The New Statesman's 12th September issue featured John Sutherland's glowing review of Zadie Smith's new novel, On Beauty. So nothing out of the ordinary there. Except for the fact that, as noted at the end of the review, Sutherland is chair of the judges for this year's Booker prize, for which Smith's novel is shortlisted (the announcement was made the day before the NS hit the newsstands). The practice of Booker judges reviewing shortlisted books is not new, but it does seem odd. After all, judges wouldn't dream of telling journalists who they were rooting for from the shortlist, so why do it in a review? The winner will be announced on 10th October.?
Hoi polloi at the library
The British Library's collection of books, manuscripts, maps, newspapers, magazines, prints, drawings and sound recordings totals over 150m items. Lots of people want to look at these things, but the trouble is, according to the writer Judith Flanders, that they are not necessarily the people occupying the BL's reading rooms at St Pancras.
The library's well-meant commitment to "accessibility" means, according to Flanders, that its reading rooms are full of people with no intention of reading. In a recent letter to the TLS, she bemoans how one no longer needs to be a genuine "researcher" to get a reader's card, so that "the library is filled with, among others, people sleeping, students doing their homework, bright young things writing film scripts—in fact, doing almost anything except consulting the library's books." The influx of extra bodies has also meant more competition for seats, lockers and spaces in cycle racks.
Not all "library users" agree. "Isn't there just a touch of intellectual sneering," says one, "in that shot at 'bright young things'?" "And how does she know that the sleepers aren't immensely distinguished scholars?" asks another. The BL itself has responded, sort of, admitting that yes, there are not enough cycle racks.
What you missed in issue one
Few of you will remember the first issue of Prospect ten years ago, but it bears a family resemblance to the one you have in your hand. At 104 pages, it was thicker (attention spans were longer in those days) but printed on less good paper and with less colour. Amartya Sen's first-issue cover story on the link between economic growth and political freedom—focusing on China and India—is the kind of big-picture argument that we might run as a cover story today (although the grand old man would find his piece more tightly edited). Among the other contributors were Sarah Hogg, Frederic Raphael, Aleksa Djilas, Geoff Mulgan and about 15 others. The prize for the most incorrect prediction goes to RW Johnson, who in a piece on British politics said it would be "a miracle" if Labour achieved a majority in the 1997 election. The best prediction was written by the man who made it come true. Andrew Adonis, now an education minister, then an FT journalist, wrote a piece urging Tony Blair to become his own secretary of state for education when he became PM. Adonis went on to become an education adviser to Blair and, many people say, the agent through which Blair was indeed his own education secretary.

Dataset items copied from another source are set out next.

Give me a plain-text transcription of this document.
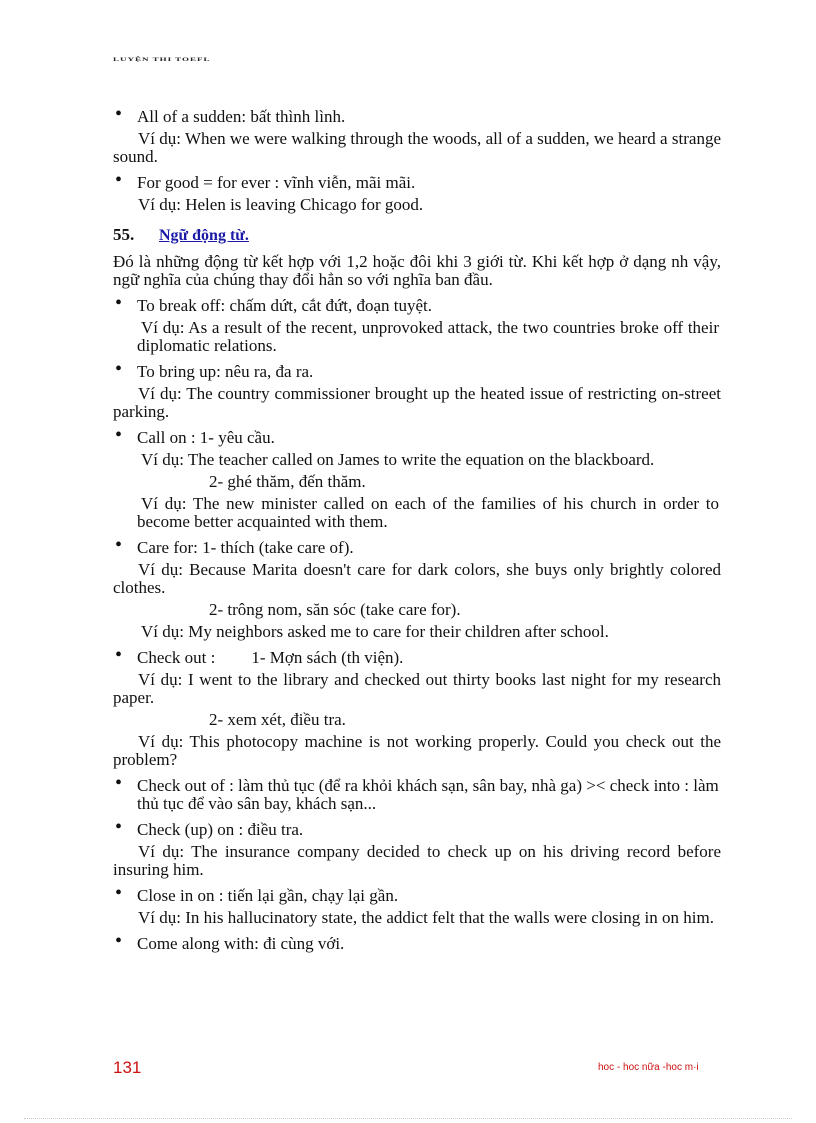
LUYỆN THI TOEFL
• All of a sudden: bất thình lình.
Ví dụ: When we were walking through the woods, all of a sudden, we heard a strange sound.
• For good = for ever : vĩnh viễn, mãi mãi.
Ví dụ: Helen is leaving Chicago for good.
55.	Ngữ động từ.
Đó là những động từ kết hợp với 1,2 hoặc đôi khi 3 giới từ. Khi kết hợp ở dạng nh vậy, ngữ nghĩa của chúng thay đổi hẳn so với nghĩa ban đầu.
• To break off: chấm dứt, cắt đứt, đoạn tuyệt.
Ví dụ: As a result of the recent, unprovoked attack, the two countries broke off their diplomatic relations.
• To bring up: nêu ra, đa ra.
Ví dụ: The country commissioner brought up the heated issue of restricting on-street parking.
• Call on : 1- yêu cầu.
Ví dụ: The teacher called on James to write the equation on the blackboard.
2- ghé thăm, đến thăm.
Ví dụ: The new minister called on each of the families of his church in order to become better acquainted with them.
• Care for: 1- thích (take care of).
Ví dụ: Because Marita doesn't care for dark colors, she buys only brightly colored clothes.
2- trông nom, săn sóc (take care for).
Ví dụ: My neighbors asked me to care for their children after school.
• Check out : 1- Mợn sách (th viện).
Ví dụ: I went to the library and checked out thirty books last night for my research paper.
2- xem xét, điều tra.
Ví dụ: This photocopy machine is not working properly. Could you check out the problem?
• Check out of : làm thủ tục (để ra khỏi khách sạn, sân bay, nhà ga) >< check into : làm thủ tục để vào sân bay, khách sạn...
• Check (up) on : điều tra.
Ví dụ: The insurance company decided to check up on his driving record before insuring him.
• Close in on : tiến lại gần, chạy lại gần.
Ví dụ: In his hallucinatory state, the addict felt that the walls were closing in on him.
• Come along with: đi cùng với.
131	hoc - hoc nữa -hoc m·i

Take a look for yourself—we've made the whole of our first issue free to read on our website.
Rebranding the gradualists
It seems that it's not only the Grauniad that has been undergoing a fit of rebranding. Our spies at the Fabian Society tell us that the venerable socialist think tank spent several thousand pounds on designers who, on hearing that the Fabians were "gradualists," and that they also liked to be thought of as quite dynamic, came up with a new logo that neatly combined the two ideas: a tortoise sitting atop a Harley Davidson. Whatever would the Webbs have thought?
Not so sure start
New Labour commitment to "evidence-based" policy has been quietly dropped in the case of Sure Start, the £3bn scheme to improve the life chances of deprived pre-school children. An early report on the scheme found no clear evidence of its success, but it is popular among the mothers who use it and the MPs in whose constituencies it operates. Defenders of the scheme say that 18 months is too soon to make a judgement; critics say it suffers from being too unstructured.